Exhalant un souffle de fumée noire, il regarda Madra, lovée sur elle-même au fond du canapé qui lui servait de nid pour une nuit, une nuit de plus. Une nuit entière durant laquelle son hôte craindrait de ne pas voir l’aube.
Cette fois-ci, ils ne s’en tireraient pas. Du moins, c’était peu probable.
Trop rapides, trop expérimentés, trop hargneux, leurs nouveaux adversaires ne leur offriraient pas la chance de sortir indemnes de leur combat.
Mais chaque situation donnait lieu à des milliers de solutions. Autant de réalités que de battements de cœurs fébriles.
Il se laissa glisser le long du mur et sorti de nouveau, le carnet au cuir usé et aux pages jaunies par le temps, qui paradoxalement semblait lui-même, parfaitement hors de la marche temporelle.
Il décrocha le stylo à plume noir de la couverture où il était enchâssé, et griffonna.
« Cette nuit, ce jour…à un moment donné de cette journée que je ne saurais définir avec précision, j’ai rencontré le Baron Van der Decken.
La marche qu’il ouvre pour obtenir ses entretiens est désagréable, elle a la fragrance glacée des étendues d’eau que l’on prête aux seuls noyés.
Cependant, son bateau pathétique, monté sur roulette, lui coûte le peu que sa stature et son rang lui offrent de prestige. J’imagine qu'il faut une pointe d'excentrisme pour séduire un prince.
Le baron est un être aussi énorme qu’étrange, il n’a pas la grâce et la subtilité des grands intrigants, c’est un individu qui semble avoir obtenu son statut par la seule force de ses poings, ce qui me semble aberrant si j’en juge par sa propension à se faire parti et bourreau.
Il n’a aucune finesse et il ne s’exprime pas. Il grogne des borborygmes que ses favoris sont les seuls à pouvoir comprendre.
Au-delà de cette figure excentrique, j’ai du faire face à la jalousie des miens et je me félicite de les éduquer avec zèle. Ils ont mis en pratique mes recommandations et c’est avec regret que je me suis malheureusement échappé des mailles de leur filet fragile.
Un rapport non exhaustif basé sur une discussion avec Catherine.
Je crains que le contenu ne soit trop maigre pour me briser.
Au final, c’est peut être la particularité de ma dévotion à l’enfer qui me sauvera toujours de ces rapports.
Ma déférence n’est en rien issue d’une valeur comme la loyauté que l’on voue à son maître par conviction en sa grandeur et sa justesse.
Je ne possède pas le luxe de glorifier.
Mon indéfectible service à mon prince trouve sa source dans ce qu’il m’arracha : le choix.
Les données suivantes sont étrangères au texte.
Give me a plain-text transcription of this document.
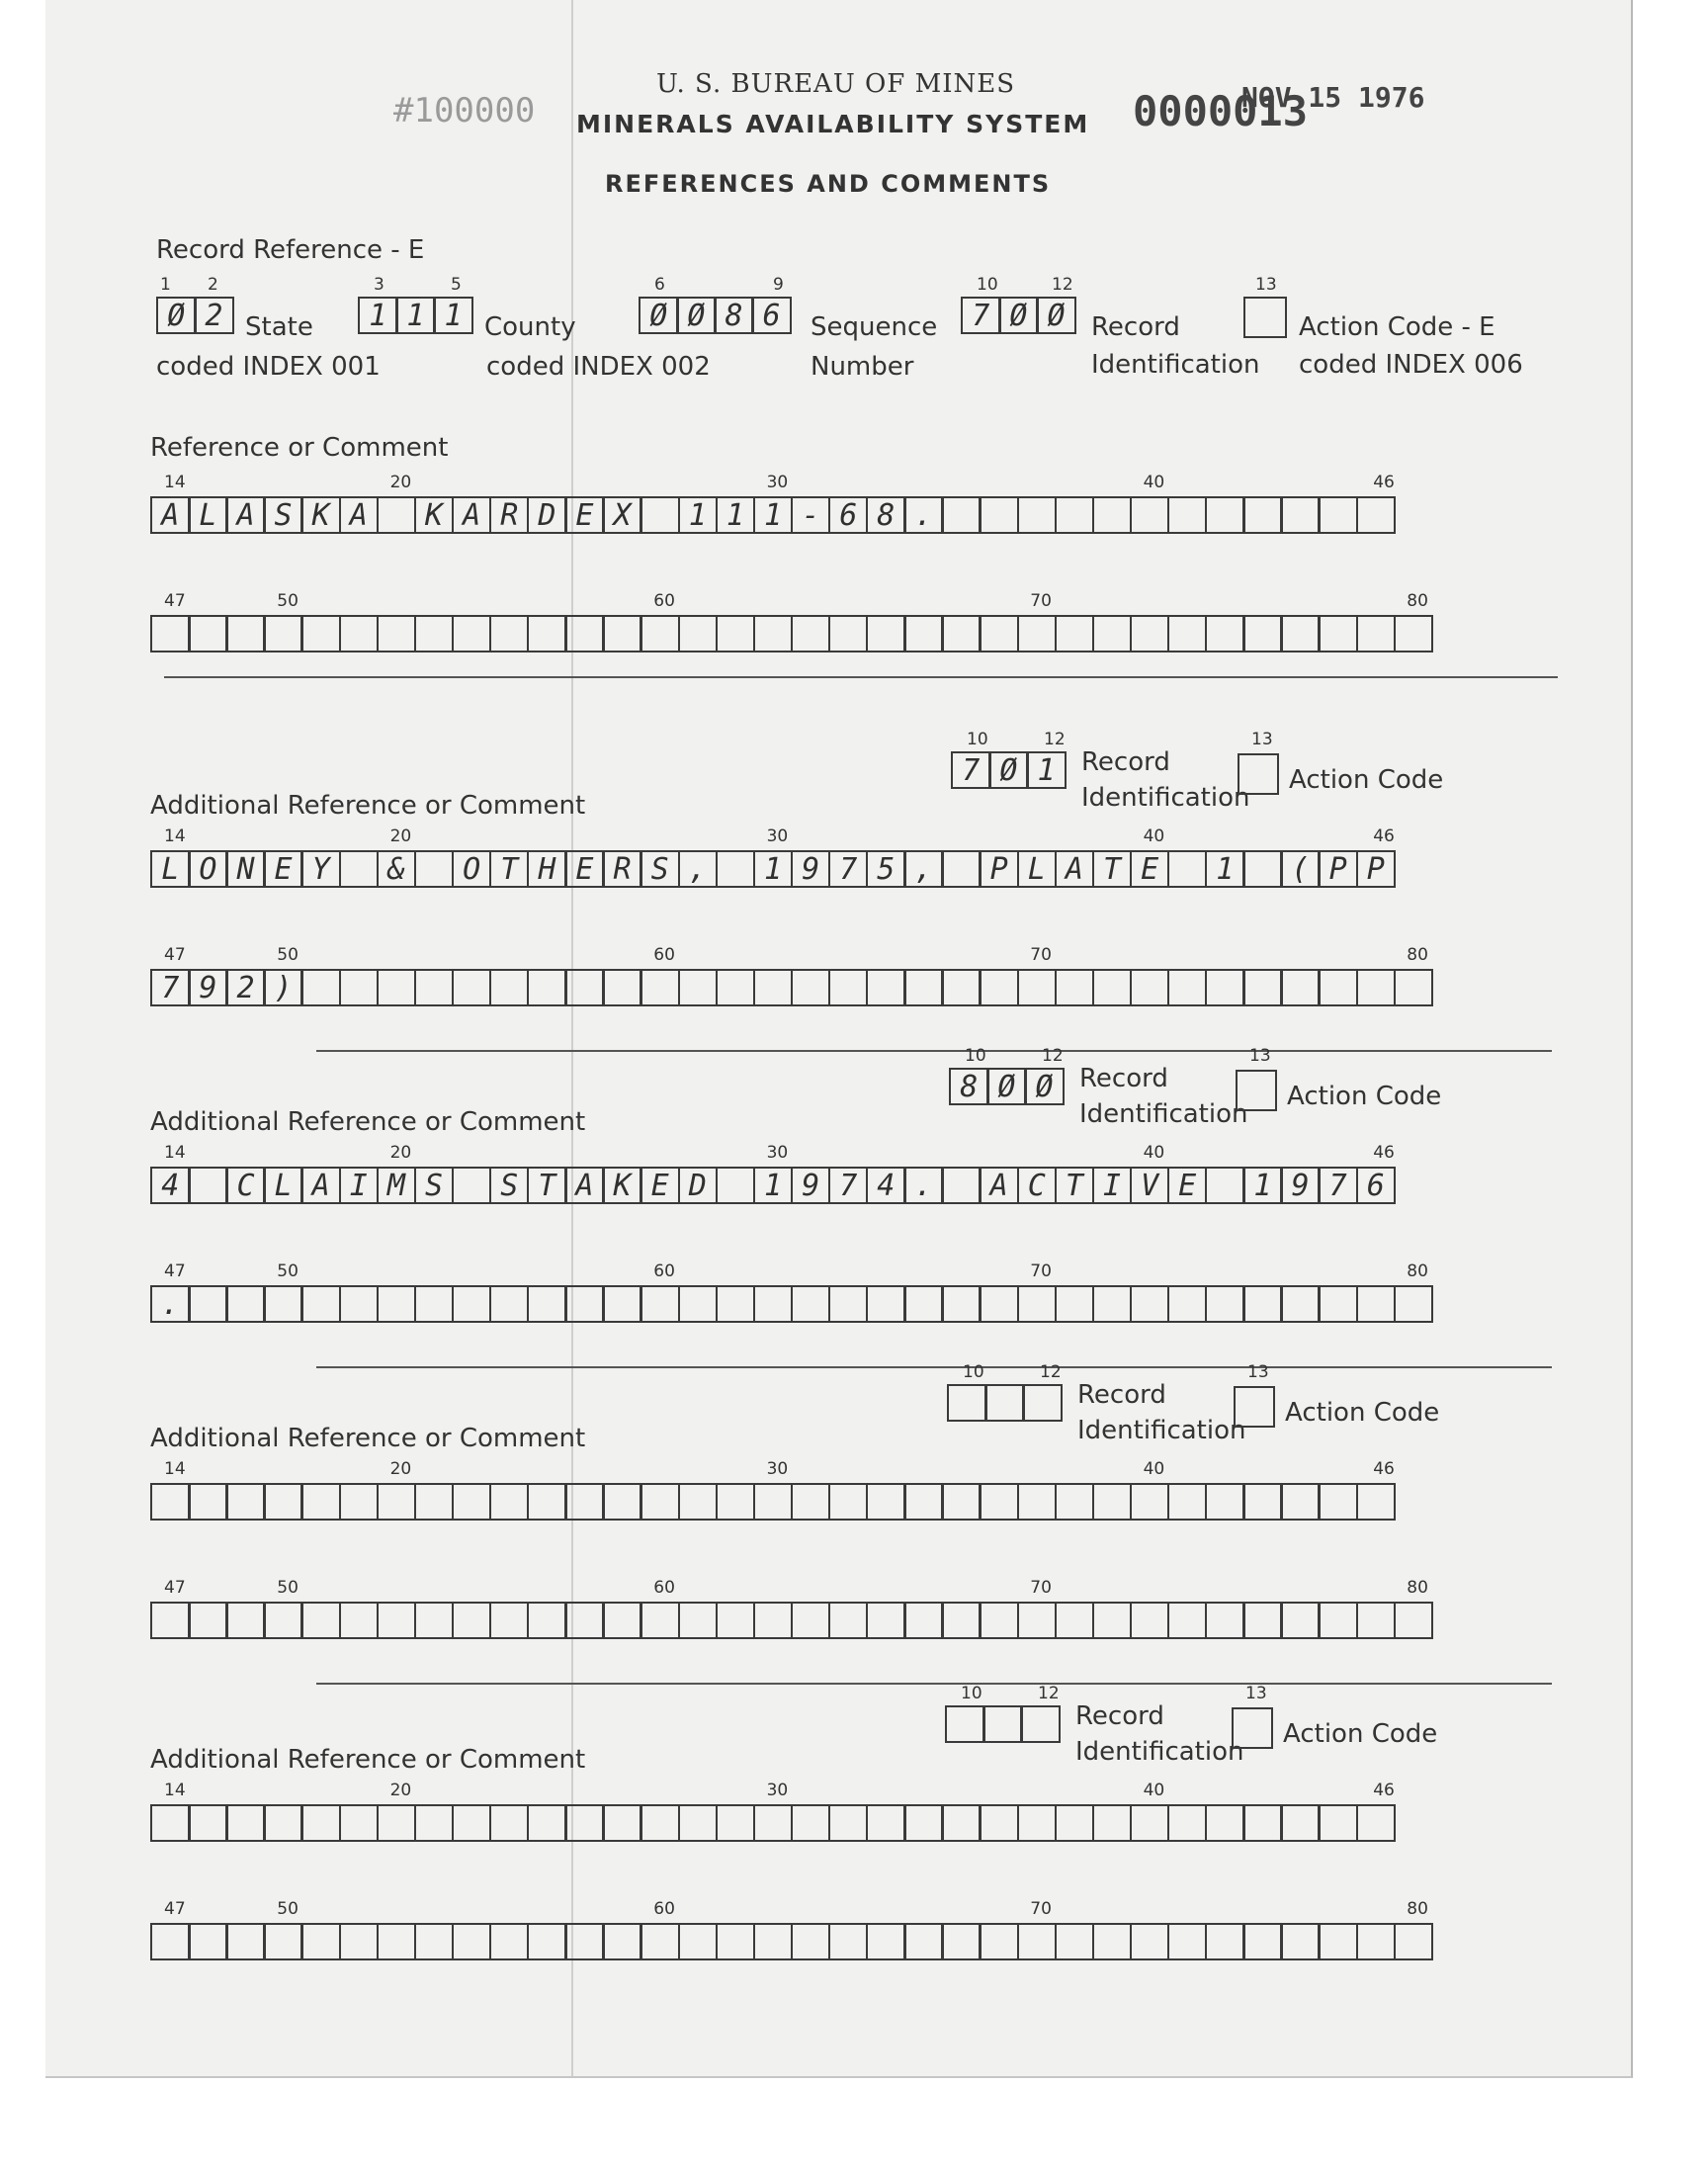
U. S. BUREAU OF MINES
MINERALS AVAILABILITY SYSTEM
REFERENCES AND COMMENTS
#100000	0000013
NOV 15 1976
Record Reference - E
1 2
Ø 2 State
coded INDEX 001
3	5
1 1 1 County
coded INDEX 002
6	9
Ø Ø 8 6	Sequence
Number
10	12
7 Ø Ø	Record
Identification
13
Action Code - E
coded INDEX 006
Reference or Comment
14	20	30	40	46
A L A S K A	K A R D E X	1 1 1 - 6 8 .
47	50	60	70	80
Additional Reference or Comment
10	12
7 Ø 1	Record
Identification
13
Action Code
14	20	30	40	46
L O N E Y	&	O T H E R S ,	1 9 7 5 ,	P L A T E	1	( P P
47	50	60	70	80
7 9 2 )
Additional Reference or Comment
10	12
8 Ø Ø	Record
Identification
13
Action Code
14	20	30	40	46
4	C L A I M S	S T A K E D	1 9 7 4 .	A C T I V E	1 9 7 6
47	50	60	70	80
.
Additional Reference or Comment
10	12
Record
Identification
13
Action Code
14	20	30	40	46
47	50	60	70	80
Additional Reference or Comment
10	12
Record
Identification
13
Action Code
14	20	30	40	46
47	50	60	70	80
Ma seule liberté est de sublimer mon existence damnée à travers la loge, et à ferrailler pour arracher ce qui n’est ni mon dû, ni un droit : la suprématie.
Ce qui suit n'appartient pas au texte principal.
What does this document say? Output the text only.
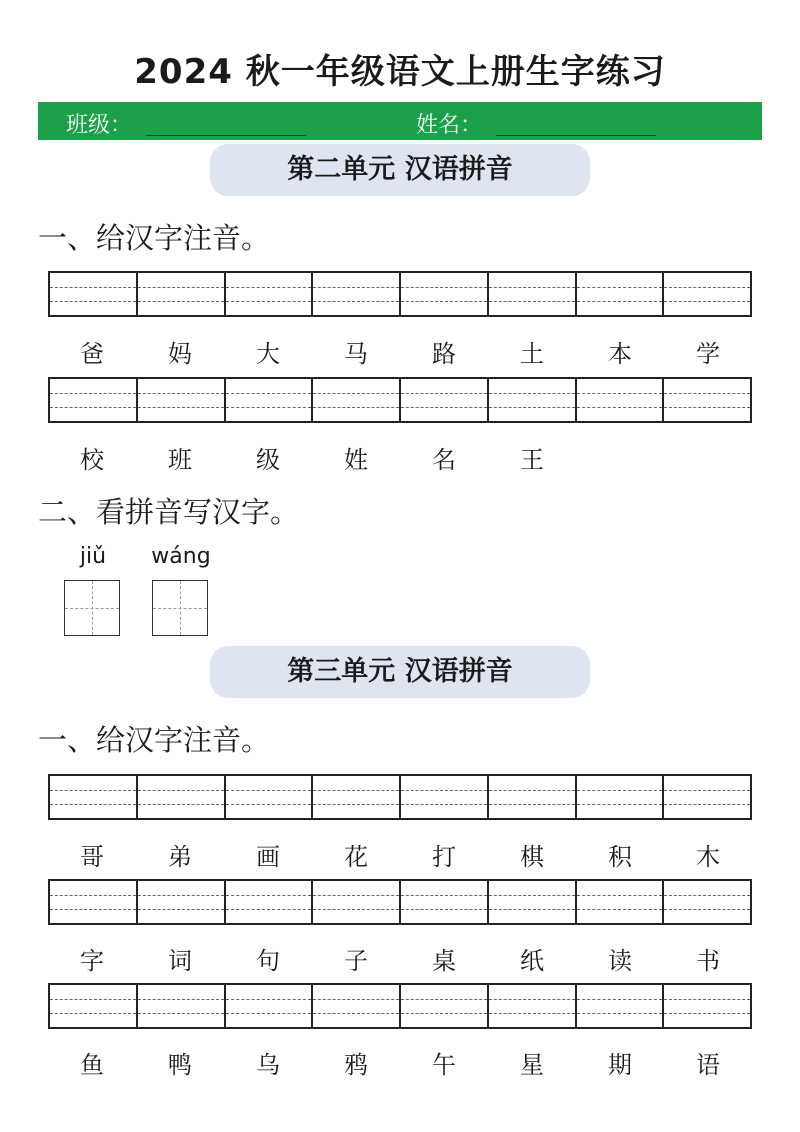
2024 秋一年级语文上册生字练习
班级：	姓名：
第二单元 汉语拼音
一、给汉字注音。
爸	妈	大	马	路	土	本	学
校	班	级	姓	名	王
二、看拼音写汉字。
jiǔ	wáng
第三单元 汉语拼音
一、给汉字注音。
哥	弟	画	花	打	棋	积	木
字	词	句	子	桌	纸	读	书
鱼	鸭	乌	鸦	午	星	期	语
C’est là les fruits de notre éducation.
…
Un coup de feu vient de claquer dans l’air.
Abigail vient de jurer et elle maudit le laisser aller de Kerarthe. Ce nomade a gardé la nonchalance des barbares de ce peuple oriental dont il est issu.
Son hôte vient donc de mourir.
Nos ennemis se doutent-ils que notre nombre est encore loin d’être négligeable ?
Abigail craint pour son incarnation qu’elle voudrait pérenniser.
Je me vois mal la consoler.
D’autres que moi pourront le faire.
Ce jour, je jure de broyer ceux que je sais les instigateurs de ma confrontation avec le baron sur le banc des accusés.
Bien que je fus innocenté, je ne saurais leur pardonner leur geste et encore moins leur manque manifeste d’argument.
On ne laisse pas un adversaire en vie quand on s’attache à vaincre.
Ils paieront donc pour leur négligence. Je poserai les pièces sur vos yeux, conspirateurs.
Il n’y aura pas de terriers assez profonds, pas de répit.
Je ne commettrai pas vos erreurs.
J’interromps là mes écrits, il est temps de tuer…ou de mourir. »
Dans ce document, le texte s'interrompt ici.